Get the quiz sheet for this module from the general Assessments page. Fill it in, then submit to the online grading system before the deadline.
For this exercise, we will join the R data science community and participate in Tidy Tuesday, a weekly exercise that allows you to practice some parts of data analysis. The focus for Tidy Tuesday is on getting, cleaning (i.e., tidying) and exploring a data set, though people sometimes do statistical analyses as well.
This is another solo exercise, so no group work this week, but of course more GitHub. This exercise will go into your portfolio.

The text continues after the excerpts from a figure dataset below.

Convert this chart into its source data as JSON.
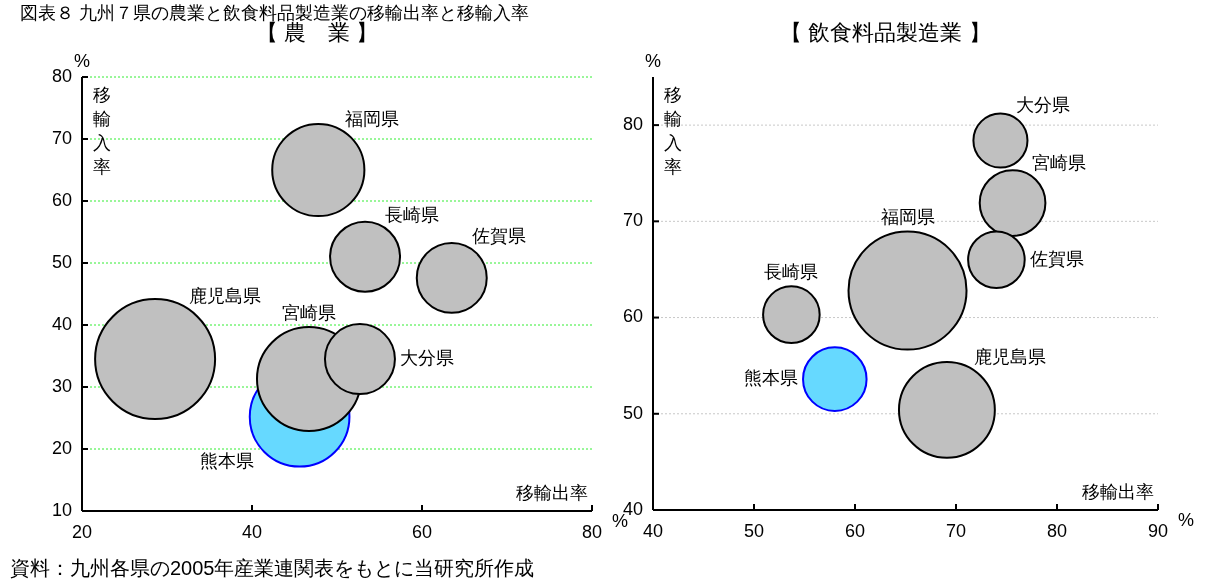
{
  "chart_data": [
    {
      "type": "bubble",
      "title": "図表８ 九州７県の農業と飲食料品製造業の移輸出率と移輸入率",
      "subtitle": "【 農　業 】",
      "xlabel": "移輸出率",
      "ylabel": "移輸入率",
      "xlim": [
        20,
        80
      ],
      "xticks": [
        20,
        40,
        60,
        80
      ],
      "ylim": [
        10,
        80
      ],
      "yticks": [
        10,
        20,
        30,
        40,
        50,
        60,
        70,
        80
      ],
      "grid": "y",
      "annotations": [
        "%",
        "%",
        "資料：九州各県の2005年産業連関表をもとに当研究所作成"
      ],
      "series": [
        {
          "name": "鹿児島県",
          "color": "#c0c0c0",
          "x": [
            28.6
          ],
          "values": [
            34.5
          ],
          "sizes": [
            1
          ]
        },
        {
          "name": "熊本県",
          "color": "#66d9ff",
          "x": [
            45.6
          ],
          "values": [
            25.2
          ],
          "sizes": [
            0.69
          ]
        },
        {
          "name": "宮崎県",
          "color": "#c0c0c0",
          "x": [
            46.7
          ],
          "values": [
            31.3
          ],
          "sizes": [
            0.75
          ]
        },
        {
          "name": "大分県",
          "color": "#c0c0c0",
          "x": [
            52.7
          ],
          "values": [
            34.5
          ],
          "sizes": [
            0.34
          ]
        },
        {
          "name": "福岡県",
          "color": "#c0c0c0",
          "x": [
            47.8
          ],
          "values": [
            65
          ],
          "sizes": [
            0.59
          ]
        },
        {
          "name": "長崎県",
          "color": "#c0c0c0",
          "x": [
            53.3
          ],
          "values": [
            51
          ],
          "sizes": [
            0.34
          ]
        },
        {
          "name": "佐賀県",
          "color": "#c0c0c0",
          "x": [
            63.5
          ],
          "values": [
            47.6
          ],
          "sizes": [
            0.34
          ]
        }
      ]
    },
    {
      "type": "bubble",
      "subtitle": "【 飲食料品製造業 】",
      "xlabel": "移輸出率",
      "ylabel": "移輸入率",
      "xlim": [
        40,
        90
      ],
      "xticks": [
        40,
        50,
        60,
        70,
        80,
        90
      ],
      "ylim": [
        40,
        85
      ],
      "yticks": [
        40,
        50,
        60,
        70,
        80
      ],
      "grid": "y",
      "annotations": [
        "%",
        "%"
      ],
      "series": [
        {
          "name": "福岡県",
          "color": "#c0c0c0",
          "x": [
            65.2
          ],
          "values": [
            62.8
          ],
          "sizes": [
            1
          ]
        },
        {
          "name": "鹿児島県",
          "color": "#c0c0c0",
          "x": [
            69.1
          ],
          "values": [
            50.4
          ],
          "sizes": [
            0.66
          ]
        },
        {
          "name": "宮崎県",
          "color": "#c0c0c0",
          "x": [
            75.6
          ],
          "values": [
            71.9
          ],
          "sizes": [
            0.31
          ]
        },
        {
          "name": "熊本県",
          "color": "#66d9ff",
          "x": [
            58.0
          ],
          "values": [
            53.6
          ],
          "sizes": [
            0.29
          ]
        },
        {
          "name": "佐賀県",
          "color": "#c0c0c0",
          "x": [
            74.0
          ],
          "values": [
            66.0
          ],
          "sizes": [
            0.23
          ]
        },
        {
          "name": "長崎県",
          "color": "#c0c0c0",
          "x": [
            53.7
          ],
          "values": [
            60.3
          ],
          "sizes": [
            0.23
          ]
        },
        {
          "name": "大分県",
          "color": "#c0c0c0",
          "x": [
            74.4
          ],
          "values": [
            78.4
          ],
          "sizes": [
            0.21
          ]
        }
      ]
    }
  ]
}
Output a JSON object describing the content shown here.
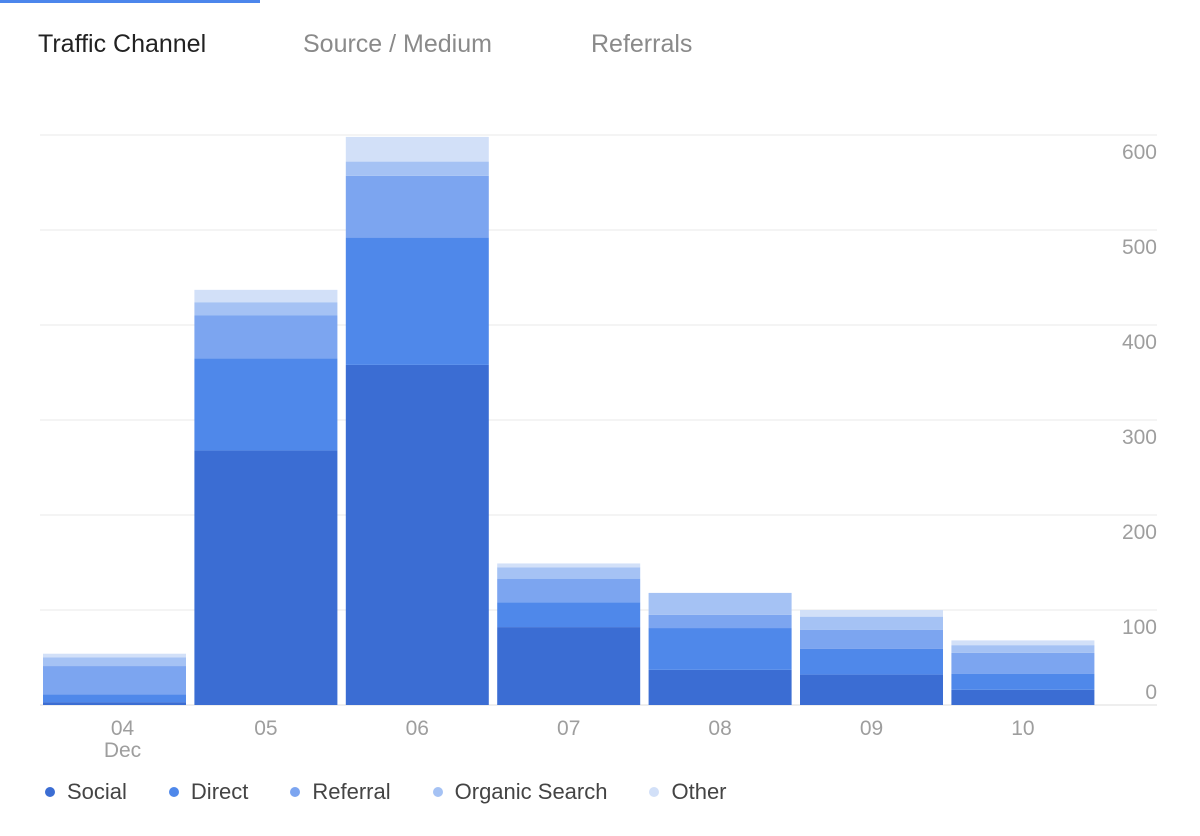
{
  "tabs": [
    {
      "label": "Traffic Channel",
      "active": true
    },
    {
      "label": "Source / Medium",
      "active": false
    },
    {
      "label": "Referrals",
      "active": false
    }
  ],
  "colors": {
    "Social": "#3b6dd3",
    "Direct": "#4f88ea",
    "Referral": "#7ca5f0",
    "Organic Search": "#a5c2f4",
    "Other": "#d2e0f8",
    "accent": "#4c86ec",
    "grid": "#e8e8e8",
    "axis_text": "#9e9e9e"
  },
  "chart_data": {
    "type": "bar",
    "stacked": true,
    "categories": [
      "04",
      "05",
      "06",
      "07",
      "08",
      "09",
      "10"
    ],
    "x_sublabel": {
      "category": "04",
      "text": "Dec"
    },
    "series": [
      {
        "name": "Social",
        "values": [
          3,
          268,
          358,
          82,
          37,
          32,
          16
        ]
      },
      {
        "name": "Direct",
        "values": [
          8,
          97,
          134,
          26,
          44,
          27,
          17
        ]
      },
      {
        "name": "Referral",
        "values": [
          30,
          45,
          65,
          25,
          14,
          20,
          22
        ]
      },
      {
        "name": "Organic Search",
        "values": [
          9,
          14,
          15,
          12,
          23,
          14,
          8
        ]
      },
      {
        "name": "Other",
        "values": [
          4,
          13,
          26,
          4,
          0,
          7,
          5
        ]
      }
    ],
    "y_ticks": [
      0,
      100,
      200,
      300,
      400,
      500,
      600
    ],
    "ylim": [
      0,
      600
    ],
    "y_axis_position": "right",
    "grid": true,
    "legend_position": "bottom"
  }
}
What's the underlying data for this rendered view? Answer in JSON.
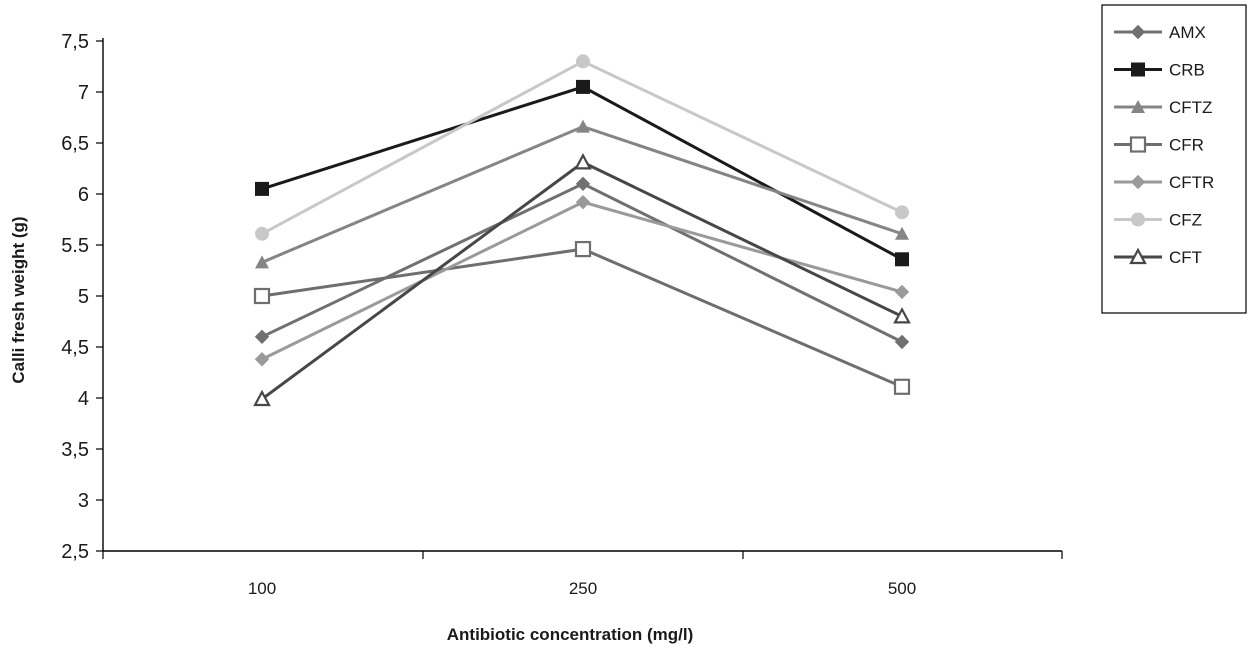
{
  "chart_data": {
    "type": "line",
    "title": "",
    "xlabel": "Antibiotic concentration (mg/l)",
    "ylabel": "Calli fresh weight (g)",
    "categories": [
      "100",
      "250",
      "500"
    ],
    "ylim": [
      2.5,
      7.5
    ],
    "yticks": [
      {
        "value": 2.5,
        "label": "2,5"
      },
      {
        "value": 3,
        "label": "3"
      },
      {
        "value": 3.5,
        "label": "3,5"
      },
      {
        "value": 4,
        "label": "4"
      },
      {
        "value": 4.5,
        "label": "4,5"
      },
      {
        "value": 5,
        "label": "5"
      },
      {
        "value": 5.5,
        "label": "5.5"
      },
      {
        "value": 6,
        "label": "6"
      },
      {
        "value": 6.5,
        "label": "6,5"
      },
      {
        "value": 7,
        "label": "7"
      },
      {
        "value": 7.5,
        "label": "7,5"
      }
    ],
    "grid": false,
    "legend_position": "top-right",
    "series": [
      {
        "name": "AMX",
        "values": [
          4.6,
          6.1,
          4.55
        ],
        "color": "#707070",
        "marker": "diamond-filled"
      },
      {
        "name": "CRB",
        "values": [
          6.05,
          7.05,
          5.36
        ],
        "color": "#1a1a1a",
        "marker": "square-filled"
      },
      {
        "name": "CFTZ",
        "values": [
          5.33,
          6.66,
          5.61
        ],
        "color": "#858585",
        "marker": "triangle-filled"
      },
      {
        "name": "CFR",
        "values": [
          5.0,
          5.46,
          4.11
        ],
        "color": "#6e6e6e",
        "marker": "square-open"
      },
      {
        "name": "CFTR",
        "values": [
          4.38,
          5.92,
          5.04
        ],
        "color": "#9a9a9a",
        "marker": "diamond-filled"
      },
      {
        "name": "CFZ",
        "values": [
          5.61,
          7.3,
          5.82
        ],
        "color": "#c8c8c8",
        "marker": "circle-filled"
      },
      {
        "name": "CFT",
        "values": [
          3.99,
          6.31,
          4.8
        ],
        "color": "#474747",
        "marker": "triangle-open"
      }
    ]
  }
}
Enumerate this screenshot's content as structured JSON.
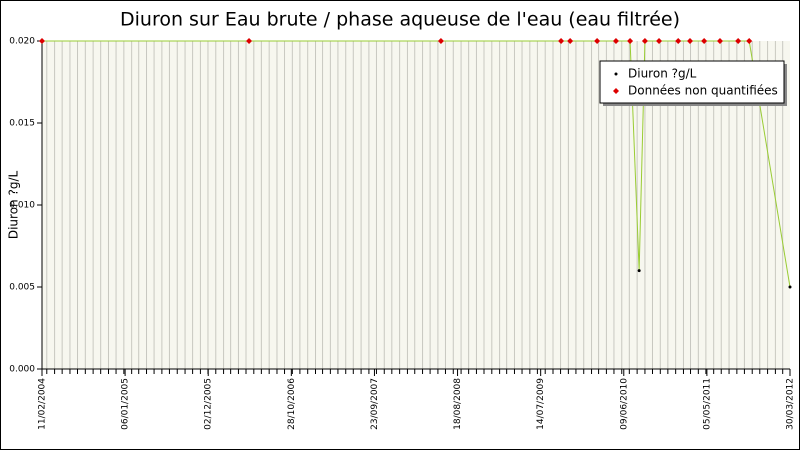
{
  "chart_data": {
    "type": "line",
    "title": "Diuron sur Eau brute / phase aqueuse de l'eau (eau filtrée)",
    "y_label": "Diuron ?g/L",
    "x": [
      "2004-02-11",
      "2006-05-13",
      "2008-06-13",
      "2009-10-03",
      "2009-11-08",
      "2010-02-23",
      "2010-05-09",
      "2010-07-04",
      "2010-08-09",
      "2010-09-01",
      "2010-10-27",
      "2011-01-11",
      "2011-02-27",
      "2011-04-24",
      "2011-06-26",
      "2011-09-06",
      "2011-10-20",
      "2012-03-30"
    ],
    "series": [
      {
        "name": "Diuron ?g/L",
        "color": "#000000",
        "line_color": "#99cc33",
        "values": [
          0.02,
          0.02,
          0.02,
          0.02,
          0.02,
          0.02,
          0.02,
          0.02,
          0.006,
          0.02,
          0.02,
          0.02,
          0.02,
          0.02,
          0.02,
          0.02,
          0.02,
          0.005
        ]
      },
      {
        "name": "Données non quantifiées",
        "color": "#dd0000",
        "values": [
          0.02,
          0.02,
          0.02,
          0.02,
          0.02,
          0.02,
          0.02,
          0.02,
          null,
          0.02,
          0.02,
          0.02,
          0.02,
          0.02,
          0.02,
          0.02,
          0.02,
          null
        ]
      }
    ],
    "xlim": [
      "2004-02-11",
      "2012-03-30"
    ],
    "xticks": [
      {
        "value": "2004-02-11",
        "label": "11/02/2004"
      },
      {
        "value": "2005-01-06",
        "label": "06/01/2005"
      },
      {
        "value": "2005-12-02",
        "label": "02/12/2005"
      },
      {
        "value": "2006-10-28",
        "label": "28/10/2006"
      },
      {
        "value": "2007-09-23",
        "label": "23/09/2007"
      },
      {
        "value": "2008-08-18",
        "label": "18/08/2008"
      },
      {
        "value": "2009-07-14",
        "label": "14/07/2009"
      },
      {
        "value": "2010-06-09",
        "label": "09/06/2010"
      },
      {
        "value": "2011-05-05",
        "label": "05/05/2011"
      },
      {
        "value": "2012-03-30",
        "label": "30/03/2012"
      }
    ],
    "ylim": [
      0,
      0.02
    ],
    "yticks": [
      {
        "value": 0,
        "label": "0.000"
      },
      {
        "value": 0.005,
        "label": "0.005"
      },
      {
        "value": 0.01,
        "label": "0.010"
      },
      {
        "value": 0.015,
        "label": "0.015"
      },
      {
        "value": 0.02,
        "label": "0.020"
      }
    ],
    "legend": "top-right"
  }
}
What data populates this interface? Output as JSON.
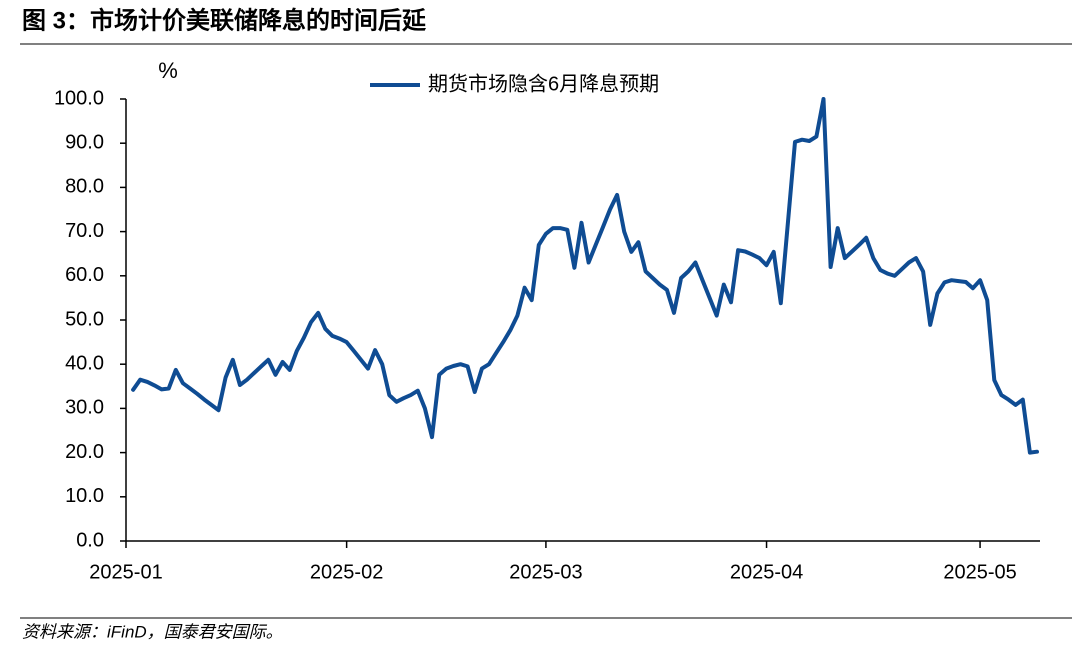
{
  "chart_data": {
    "type": "line",
    "title": "图 3：市场计价美联储降息的时间后延",
    "source": "资料来源：iFinD，国泰君安国际。",
    "y_unit": "%",
    "categories": [
      "2025-01",
      null,
      null,
      null,
      null,
      null,
      null,
      null,
      null,
      null,
      null,
      null,
      null,
      null,
      null,
      null,
      null,
      null,
      null,
      null,
      null,
      null,
      null,
      null,
      null,
      null,
      null,
      null,
      null,
      null,
      null,
      "2025-02",
      null,
      null,
      null,
      null,
      null,
      null,
      null,
      null,
      null,
      null,
      null,
      null,
      null,
      null,
      null,
      null,
      null,
      null,
      null,
      null,
      null,
      null,
      null,
      null,
      null,
      null,
      null,
      "2025-03",
      null,
      null,
      null,
      null,
      null,
      null,
      null,
      null,
      null,
      null,
      null,
      null,
      null,
      null,
      null,
      null,
      null,
      null,
      null,
      null,
      null,
      null,
      null,
      null,
      null,
      null,
      null,
      null,
      null,
      null,
      "2025-04",
      null,
      null,
      null,
      null,
      null,
      null,
      null,
      null,
      null,
      null,
      null,
      null,
      null,
      null,
      null,
      null,
      null,
      null,
      null,
      null,
      null,
      null,
      null,
      null,
      null,
      null,
      null,
      null,
      null,
      "2025-05",
      null,
      null,
      null,
      null,
      null,
      null,
      null,
      null
    ],
    "series": [
      {
        "name": "期货市场隐含6月降息预期",
        "color": "#0f4c93",
        "values": [
          null,
          34.2,
          36.5,
          36,
          35.2,
          34.3,
          34.5,
          38.7,
          35.7,
          34.5,
          33.3,
          32,
          30.8,
          29.6,
          37,
          41,
          35.3,
          36.5,
          38,
          39.5,
          41,
          37.6,
          40.5,
          38.7,
          43,
          46,
          49.5,
          51.6,
          48,
          46.4,
          45.8,
          45,
          43,
          41,
          39,
          43.2,
          40,
          33,
          31.5,
          32.3,
          33,
          34,
          30,
          23.5,
          37.6,
          39,
          39.6,
          40,
          39.5,
          33.7,
          39,
          40,
          42.5,
          45,
          47.7,
          51,
          57.3,
          54.5,
          67,
          69.5,
          70.8,
          70.8,
          70.4,
          61.8,
          72,
          63,
          67,
          71,
          75,
          78.3,
          70,
          65.4,
          67.6,
          61,
          59.5,
          58,
          56.8,
          51.6,
          59.5,
          61,
          63,
          59,
          55,
          51,
          58,
          54,
          65.8,
          65.5,
          64.8,
          64,
          62.4,
          65.4,
          53.8,
          72,
          90.3,
          90.8,
          90.5,
          91.5,
          100,
          62,
          70.8,
          64,
          65.5,
          67,
          68.6,
          64,
          61.3,
          60.5,
          60,
          61.5,
          63,
          64,
          61,
          48.9,
          56,
          58.5,
          59,
          58.8,
          58.6,
          57.2,
          59,
          54.5,
          36.4,
          33,
          32,
          30.8,
          32,
          20,
          20.2
        ]
      }
    ],
    "ylim": [
      0,
      100
    ],
    "yticks": [
      {
        "value": 0,
        "label": "0.0"
      },
      {
        "value": 10,
        "label": "10.0"
      },
      {
        "value": 20,
        "label": "20.0"
      },
      {
        "value": 30,
        "label": "30.0"
      },
      {
        "value": 40,
        "label": "40.0"
      },
      {
        "value": 50,
        "label": "50.0"
      },
      {
        "value": 60,
        "label": "60.0"
      },
      {
        "value": 70,
        "label": "70.0"
      },
      {
        "value": 80,
        "label": "80.0"
      },
      {
        "value": 90,
        "label": "90.0"
      },
      {
        "value": 100,
        "label": "100.0"
      }
    ],
    "grid": false,
    "legend": "top"
  }
}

You briefly encountered Tidy Tuesday before in the Data Analysis Motivation unit. If you can’t remember, revisit that unit and re-read that section. Also read the information at the provided links.
If you want to see another Tidy Tuesday example, here is
one I did, as part of a previous version of MADA. I did it at the
same time the students did theirs. I plan to do my own Tidy Tuesday
again this time. For even more examples of previous analyses, see this nice
Shiny app which scans twitter for posts mentioning
Apparently, there is now also a Tidy Tuesday podcast. I’m not familiar with it, so I’m not sure what it’s all about and if it is worth checking out. It probably is worth giving it a try, since it’s (almost) always good to check out new things 😁 and those are very short recordings, so I think they just introduce the data of the week. If you end up listening to some, let me know what you think (post somewhere on Slack).
Your assignment is to participate in Tidy Tuesday by analyzing this week’s dataset. You can start as soon as the dataset is posted, which is Mondays. The datasets are released on GitHub. As I’m writing this, I have no idea what the data will be the week this exercise happens. That’s part of the fun of it 😄.
Here are some more detailed instructions:
Use your portfolio website. Make sure it’s up to date and fully
synced. Open it in R Studio. Then open the
tidytuesday_exercise.Rmd file. That’s where you’ll write
your Tidy Tuesday analysis.
Go to the TidyTuesday Github
repository. Look for the dataset for this week, and read the
instructions on how to get the data. You will also be provided with a
data dictionary. If the data is available for download, place it
somewhere in your portfolio repository (e.g., you can make a new folder
Write an R Markdown file that loads the data, performs any needed cleaning and wrangling, and produces some results (tables, figures). For this exercise, you don’t need to implement any statistical models. If you want, you can use some simple ones (e.g. adding a linear fit line to a scatterplot, or doing some simple stats tests). This is a fairly open-ended task. I trust that you get the right balance between spending too little and too much time/effort on this. Depending on your coding skills, I think around 1-4 hours (actually working, not having Facebook open at the same time 😁) might be a good time commitment.
Once done with your Tidy Tuesday analysis, rebuild your portfolio site to make sure everything works and looks good, that all the links work, etc. Then push to GitHub by the deadline. Since this will be on your portfolio website, and I know where to find it, there is no need to post any link this week.
And of course, for this and any other products you create, if you are active online (e.g., social media or LinkedIn), you can post an announcement of your exercise there.
Write a post in this week’s discussion channel that answers this question:
What is (so far) your favorite R package or command or plot type or… for data cleaning or exploration? And what data cleaning or exploration operations do you find tricky to do and wish you knew a better way of tackling that (with R)?
Then comment on each others posts. Especially if someone is looking for better ways of doing certain cleaning/exploration operations in R, if you know of a good way, tell them.